Antes que nada, el preparador uruguayo habló a solas con Mario Meza Mayen, un veterano protagonista de finales salvadoreñas. Acto seguido reune a los demás y comienza de inmediato con la charla para pulir el colmillo de pantera que todos llevan por dentro.

“Ese estadio va estar completamente rojo, acaso no quieren ganarles así, ustedes son once y los de FAS once, yo voy a estar a un costado y la Chochera (Agustín Castillo) va a estar al otro. Además Castillo no juega y mucho menos la afición“ le afirmó Alonso al plantel.

En medio del discurso, Emiliano Pedroso, Meza Mayen no dudaron en aportar con su experiencia para la causa.
El uruguayo decidió arrancar con trabajo físico y mandó a todos a trotar alrededor de la finca.

Antes de salir al trote, el portero suplente Ricardo Guevara Mora, dejó salir un comentario al aire:“Ellos se van a encargar de llenar el estadio y nosotros nos vamos a encargar de vaciarlo, van a ver“.
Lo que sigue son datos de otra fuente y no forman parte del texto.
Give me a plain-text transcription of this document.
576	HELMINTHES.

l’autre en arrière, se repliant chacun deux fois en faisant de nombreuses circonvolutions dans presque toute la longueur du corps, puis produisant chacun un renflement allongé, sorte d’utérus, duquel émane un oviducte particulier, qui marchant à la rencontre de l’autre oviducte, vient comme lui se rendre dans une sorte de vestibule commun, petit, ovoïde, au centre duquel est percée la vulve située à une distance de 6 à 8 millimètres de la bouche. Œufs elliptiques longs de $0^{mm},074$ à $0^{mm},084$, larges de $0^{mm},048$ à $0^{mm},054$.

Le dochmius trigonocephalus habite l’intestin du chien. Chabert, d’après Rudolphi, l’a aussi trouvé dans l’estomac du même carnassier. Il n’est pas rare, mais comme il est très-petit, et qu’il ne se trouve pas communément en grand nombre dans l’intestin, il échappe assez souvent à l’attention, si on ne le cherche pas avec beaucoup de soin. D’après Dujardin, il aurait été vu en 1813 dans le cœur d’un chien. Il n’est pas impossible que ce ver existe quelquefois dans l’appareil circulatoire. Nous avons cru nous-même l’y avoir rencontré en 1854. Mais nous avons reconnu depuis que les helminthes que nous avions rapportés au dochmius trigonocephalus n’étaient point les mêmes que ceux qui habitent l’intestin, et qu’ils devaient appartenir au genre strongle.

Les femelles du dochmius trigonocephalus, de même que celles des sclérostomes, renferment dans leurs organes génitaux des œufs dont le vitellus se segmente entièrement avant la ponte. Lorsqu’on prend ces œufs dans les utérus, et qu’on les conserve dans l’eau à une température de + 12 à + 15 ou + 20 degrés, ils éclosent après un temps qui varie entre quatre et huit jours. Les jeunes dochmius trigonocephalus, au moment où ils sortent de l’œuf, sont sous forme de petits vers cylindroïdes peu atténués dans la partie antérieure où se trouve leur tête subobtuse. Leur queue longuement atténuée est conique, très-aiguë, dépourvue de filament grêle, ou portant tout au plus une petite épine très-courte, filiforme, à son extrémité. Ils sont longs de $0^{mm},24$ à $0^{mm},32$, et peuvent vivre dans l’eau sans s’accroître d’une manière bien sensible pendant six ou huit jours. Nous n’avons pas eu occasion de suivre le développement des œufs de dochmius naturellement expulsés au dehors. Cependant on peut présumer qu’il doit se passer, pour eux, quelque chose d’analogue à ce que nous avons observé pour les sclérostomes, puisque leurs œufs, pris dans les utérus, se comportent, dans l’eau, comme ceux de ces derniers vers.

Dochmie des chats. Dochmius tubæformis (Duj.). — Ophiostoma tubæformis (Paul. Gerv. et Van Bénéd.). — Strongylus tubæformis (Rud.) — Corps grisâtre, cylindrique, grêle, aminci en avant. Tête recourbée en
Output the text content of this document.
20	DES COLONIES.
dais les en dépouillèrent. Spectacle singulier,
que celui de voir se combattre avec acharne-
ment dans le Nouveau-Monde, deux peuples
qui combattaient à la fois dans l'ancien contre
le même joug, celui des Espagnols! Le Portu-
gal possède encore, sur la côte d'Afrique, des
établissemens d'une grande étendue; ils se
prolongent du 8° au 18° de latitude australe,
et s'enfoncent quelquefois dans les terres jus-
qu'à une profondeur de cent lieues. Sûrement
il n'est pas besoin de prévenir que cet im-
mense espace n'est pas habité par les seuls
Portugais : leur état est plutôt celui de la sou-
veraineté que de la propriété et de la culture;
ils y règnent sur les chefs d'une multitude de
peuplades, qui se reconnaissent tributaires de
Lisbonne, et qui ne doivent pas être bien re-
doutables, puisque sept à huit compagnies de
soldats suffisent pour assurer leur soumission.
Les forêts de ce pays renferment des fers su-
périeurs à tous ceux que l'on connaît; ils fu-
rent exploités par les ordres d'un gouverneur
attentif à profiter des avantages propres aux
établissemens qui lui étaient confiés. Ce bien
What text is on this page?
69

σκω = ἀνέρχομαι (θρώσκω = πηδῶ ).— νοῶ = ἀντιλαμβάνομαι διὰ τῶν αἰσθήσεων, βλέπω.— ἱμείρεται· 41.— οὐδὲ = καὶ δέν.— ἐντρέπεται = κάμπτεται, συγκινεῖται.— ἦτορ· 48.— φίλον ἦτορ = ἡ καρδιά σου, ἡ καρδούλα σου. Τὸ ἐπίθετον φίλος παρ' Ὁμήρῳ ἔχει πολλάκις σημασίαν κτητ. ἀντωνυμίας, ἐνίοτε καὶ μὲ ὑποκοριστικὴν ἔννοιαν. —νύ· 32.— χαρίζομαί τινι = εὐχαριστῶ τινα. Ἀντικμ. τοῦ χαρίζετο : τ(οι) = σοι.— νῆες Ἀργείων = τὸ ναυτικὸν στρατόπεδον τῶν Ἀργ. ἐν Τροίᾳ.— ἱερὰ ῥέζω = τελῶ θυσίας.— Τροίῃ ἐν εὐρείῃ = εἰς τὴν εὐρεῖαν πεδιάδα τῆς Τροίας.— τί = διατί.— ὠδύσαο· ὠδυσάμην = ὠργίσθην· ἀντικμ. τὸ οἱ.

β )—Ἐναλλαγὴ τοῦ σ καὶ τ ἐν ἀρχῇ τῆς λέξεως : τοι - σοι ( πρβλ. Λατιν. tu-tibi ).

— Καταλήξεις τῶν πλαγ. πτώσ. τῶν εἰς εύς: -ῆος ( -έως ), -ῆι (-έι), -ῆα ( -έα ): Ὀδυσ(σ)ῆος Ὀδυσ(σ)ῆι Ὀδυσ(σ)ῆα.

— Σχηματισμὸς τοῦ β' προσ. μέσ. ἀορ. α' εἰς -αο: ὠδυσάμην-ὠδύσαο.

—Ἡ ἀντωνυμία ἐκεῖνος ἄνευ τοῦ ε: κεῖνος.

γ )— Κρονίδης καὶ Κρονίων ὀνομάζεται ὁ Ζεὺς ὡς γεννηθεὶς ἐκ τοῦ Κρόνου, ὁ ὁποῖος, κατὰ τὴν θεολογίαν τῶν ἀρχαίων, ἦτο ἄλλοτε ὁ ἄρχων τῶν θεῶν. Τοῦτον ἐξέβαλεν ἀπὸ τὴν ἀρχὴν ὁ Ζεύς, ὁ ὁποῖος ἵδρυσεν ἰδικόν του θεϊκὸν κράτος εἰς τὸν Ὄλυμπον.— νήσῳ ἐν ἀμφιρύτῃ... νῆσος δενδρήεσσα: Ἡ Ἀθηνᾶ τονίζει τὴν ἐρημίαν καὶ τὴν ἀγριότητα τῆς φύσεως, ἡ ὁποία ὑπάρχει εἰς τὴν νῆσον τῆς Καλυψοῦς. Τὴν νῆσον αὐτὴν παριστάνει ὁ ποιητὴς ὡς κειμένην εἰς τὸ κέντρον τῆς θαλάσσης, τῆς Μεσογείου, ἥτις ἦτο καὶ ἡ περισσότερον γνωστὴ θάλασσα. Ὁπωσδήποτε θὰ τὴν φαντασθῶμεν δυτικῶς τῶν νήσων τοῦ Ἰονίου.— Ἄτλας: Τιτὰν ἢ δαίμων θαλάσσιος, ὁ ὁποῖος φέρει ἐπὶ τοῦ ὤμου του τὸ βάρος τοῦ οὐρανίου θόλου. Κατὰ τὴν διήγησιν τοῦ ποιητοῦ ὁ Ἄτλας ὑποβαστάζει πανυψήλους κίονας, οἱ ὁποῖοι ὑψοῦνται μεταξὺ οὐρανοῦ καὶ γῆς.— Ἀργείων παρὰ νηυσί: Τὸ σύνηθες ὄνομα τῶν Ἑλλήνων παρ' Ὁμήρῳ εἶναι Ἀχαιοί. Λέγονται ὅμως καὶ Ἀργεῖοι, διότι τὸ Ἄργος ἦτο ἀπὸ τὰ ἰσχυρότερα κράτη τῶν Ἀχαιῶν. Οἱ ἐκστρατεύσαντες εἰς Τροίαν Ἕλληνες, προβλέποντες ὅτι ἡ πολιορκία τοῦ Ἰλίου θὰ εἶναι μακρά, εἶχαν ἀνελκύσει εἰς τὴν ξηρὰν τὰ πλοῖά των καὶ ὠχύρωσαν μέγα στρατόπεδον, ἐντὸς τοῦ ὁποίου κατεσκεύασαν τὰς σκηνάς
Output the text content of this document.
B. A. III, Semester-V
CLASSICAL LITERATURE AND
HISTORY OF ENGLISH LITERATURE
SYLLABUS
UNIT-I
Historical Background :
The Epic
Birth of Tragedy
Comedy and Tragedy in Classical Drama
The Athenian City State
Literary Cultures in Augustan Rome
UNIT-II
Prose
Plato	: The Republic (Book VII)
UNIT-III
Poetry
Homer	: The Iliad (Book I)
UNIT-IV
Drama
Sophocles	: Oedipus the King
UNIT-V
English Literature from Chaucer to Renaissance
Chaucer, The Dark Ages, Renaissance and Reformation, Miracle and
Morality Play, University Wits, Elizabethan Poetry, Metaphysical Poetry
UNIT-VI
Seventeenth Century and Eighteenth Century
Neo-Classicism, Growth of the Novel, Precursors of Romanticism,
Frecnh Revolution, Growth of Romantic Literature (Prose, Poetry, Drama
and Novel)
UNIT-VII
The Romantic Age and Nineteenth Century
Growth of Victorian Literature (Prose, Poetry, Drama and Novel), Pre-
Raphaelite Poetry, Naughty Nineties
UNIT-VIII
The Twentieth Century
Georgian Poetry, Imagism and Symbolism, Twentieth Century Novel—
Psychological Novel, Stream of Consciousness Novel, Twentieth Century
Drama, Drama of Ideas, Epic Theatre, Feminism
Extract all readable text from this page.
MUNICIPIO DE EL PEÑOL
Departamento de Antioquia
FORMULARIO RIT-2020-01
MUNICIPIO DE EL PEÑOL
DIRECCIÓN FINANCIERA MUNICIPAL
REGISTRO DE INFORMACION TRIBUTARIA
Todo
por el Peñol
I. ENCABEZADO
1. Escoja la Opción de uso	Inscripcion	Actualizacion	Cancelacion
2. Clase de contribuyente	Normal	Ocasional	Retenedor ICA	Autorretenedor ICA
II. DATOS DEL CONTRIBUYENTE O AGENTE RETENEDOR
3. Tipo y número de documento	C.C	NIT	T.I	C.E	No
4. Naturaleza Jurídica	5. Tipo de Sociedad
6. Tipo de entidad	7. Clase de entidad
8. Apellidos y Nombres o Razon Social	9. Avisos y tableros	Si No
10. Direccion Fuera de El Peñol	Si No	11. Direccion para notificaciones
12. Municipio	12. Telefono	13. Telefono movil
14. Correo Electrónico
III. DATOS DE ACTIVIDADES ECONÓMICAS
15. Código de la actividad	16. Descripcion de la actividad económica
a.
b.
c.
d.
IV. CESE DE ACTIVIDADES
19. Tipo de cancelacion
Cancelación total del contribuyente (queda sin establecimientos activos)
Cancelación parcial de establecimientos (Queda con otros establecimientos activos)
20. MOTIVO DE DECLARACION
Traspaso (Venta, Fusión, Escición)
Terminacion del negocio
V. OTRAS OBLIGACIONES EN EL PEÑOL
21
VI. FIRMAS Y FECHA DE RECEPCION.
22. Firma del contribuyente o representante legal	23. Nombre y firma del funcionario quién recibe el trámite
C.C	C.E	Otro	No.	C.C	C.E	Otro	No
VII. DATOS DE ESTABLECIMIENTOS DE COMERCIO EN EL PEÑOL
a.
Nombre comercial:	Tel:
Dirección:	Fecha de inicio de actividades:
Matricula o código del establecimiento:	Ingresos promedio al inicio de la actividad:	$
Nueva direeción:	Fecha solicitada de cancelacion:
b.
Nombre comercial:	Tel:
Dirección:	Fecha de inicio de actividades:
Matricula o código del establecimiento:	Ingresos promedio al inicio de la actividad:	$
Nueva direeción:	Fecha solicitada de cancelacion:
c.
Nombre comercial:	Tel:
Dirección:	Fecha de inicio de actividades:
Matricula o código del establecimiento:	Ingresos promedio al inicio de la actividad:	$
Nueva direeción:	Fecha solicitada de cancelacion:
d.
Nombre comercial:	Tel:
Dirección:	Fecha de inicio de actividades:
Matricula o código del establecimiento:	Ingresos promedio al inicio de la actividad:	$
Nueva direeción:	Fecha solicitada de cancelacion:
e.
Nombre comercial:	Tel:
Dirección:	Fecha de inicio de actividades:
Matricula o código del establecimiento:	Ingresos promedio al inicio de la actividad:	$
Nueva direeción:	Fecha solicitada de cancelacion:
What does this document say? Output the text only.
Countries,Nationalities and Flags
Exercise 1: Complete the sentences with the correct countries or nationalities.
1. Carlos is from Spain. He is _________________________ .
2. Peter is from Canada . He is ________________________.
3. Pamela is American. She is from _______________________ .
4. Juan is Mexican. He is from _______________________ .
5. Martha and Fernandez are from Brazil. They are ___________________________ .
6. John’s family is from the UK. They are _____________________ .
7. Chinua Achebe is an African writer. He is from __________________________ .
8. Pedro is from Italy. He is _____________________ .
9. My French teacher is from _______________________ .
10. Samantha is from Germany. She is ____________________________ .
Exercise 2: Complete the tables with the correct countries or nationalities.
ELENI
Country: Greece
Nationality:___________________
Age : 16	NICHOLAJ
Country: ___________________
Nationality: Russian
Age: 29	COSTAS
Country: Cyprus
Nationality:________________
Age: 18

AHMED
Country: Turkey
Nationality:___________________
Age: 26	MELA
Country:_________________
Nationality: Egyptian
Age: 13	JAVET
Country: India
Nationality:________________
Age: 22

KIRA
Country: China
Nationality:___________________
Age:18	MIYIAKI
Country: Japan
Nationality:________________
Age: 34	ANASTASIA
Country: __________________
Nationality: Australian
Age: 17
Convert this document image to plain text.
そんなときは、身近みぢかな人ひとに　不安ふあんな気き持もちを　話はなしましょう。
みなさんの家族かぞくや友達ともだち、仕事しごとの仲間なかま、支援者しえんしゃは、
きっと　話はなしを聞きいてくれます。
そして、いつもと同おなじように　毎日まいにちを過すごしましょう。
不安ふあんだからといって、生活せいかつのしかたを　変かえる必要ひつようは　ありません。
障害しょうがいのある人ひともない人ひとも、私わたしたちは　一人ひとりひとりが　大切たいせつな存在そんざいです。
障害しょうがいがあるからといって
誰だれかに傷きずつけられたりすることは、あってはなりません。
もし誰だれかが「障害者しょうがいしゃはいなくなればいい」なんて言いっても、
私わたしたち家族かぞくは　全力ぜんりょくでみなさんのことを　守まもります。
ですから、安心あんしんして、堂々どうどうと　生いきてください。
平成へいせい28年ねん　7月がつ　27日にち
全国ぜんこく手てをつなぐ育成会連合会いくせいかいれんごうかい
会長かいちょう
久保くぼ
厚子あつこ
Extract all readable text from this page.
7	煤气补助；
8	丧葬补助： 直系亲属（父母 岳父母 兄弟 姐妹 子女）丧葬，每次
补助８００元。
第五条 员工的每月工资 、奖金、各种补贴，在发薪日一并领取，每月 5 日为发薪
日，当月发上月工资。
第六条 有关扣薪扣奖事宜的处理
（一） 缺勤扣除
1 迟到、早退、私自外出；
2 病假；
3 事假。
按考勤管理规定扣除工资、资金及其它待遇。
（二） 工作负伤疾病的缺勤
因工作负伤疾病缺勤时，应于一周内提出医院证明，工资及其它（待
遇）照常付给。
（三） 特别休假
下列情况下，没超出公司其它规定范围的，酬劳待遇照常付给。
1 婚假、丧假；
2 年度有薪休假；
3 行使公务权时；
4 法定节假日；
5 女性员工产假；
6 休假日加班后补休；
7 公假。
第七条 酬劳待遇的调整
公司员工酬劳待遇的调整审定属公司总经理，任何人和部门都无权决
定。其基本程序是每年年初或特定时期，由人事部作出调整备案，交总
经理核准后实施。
El trabajo continuó con ejercicios de reacción para luego dar paso al juego de conjunto: lo que todos esperaban.
Rubén Alonso armó tres equipos de siete jugadores, en un espacio de sólo mitad de cancha. El objetivo: explotar jugadas en espacios cortos y resolverlas con toques de primera. No parecía una tarde de trabajo ya que todos bromeaban y reían por cada situación.

En el equipo enfundado en chalecos celestes el uruguayo formó un equipo bastante ofensivo que incluía a Pedroso, Webster, Alex Obregón, Héctor Morales y Victor Merino.

El cuadro de elástica blanca contaba con la fuerza de Orlando Garcés, Julio Rivas, Dennis Alas y José Martínez. Mientras que el equipo de los talibanes, nombrados así por ellos mismos por andar con una camisa enrollada en la cabeza, había mayor cantidad de marca con el aporte de Mario Meza, William Torres y Rodrigo Lagos.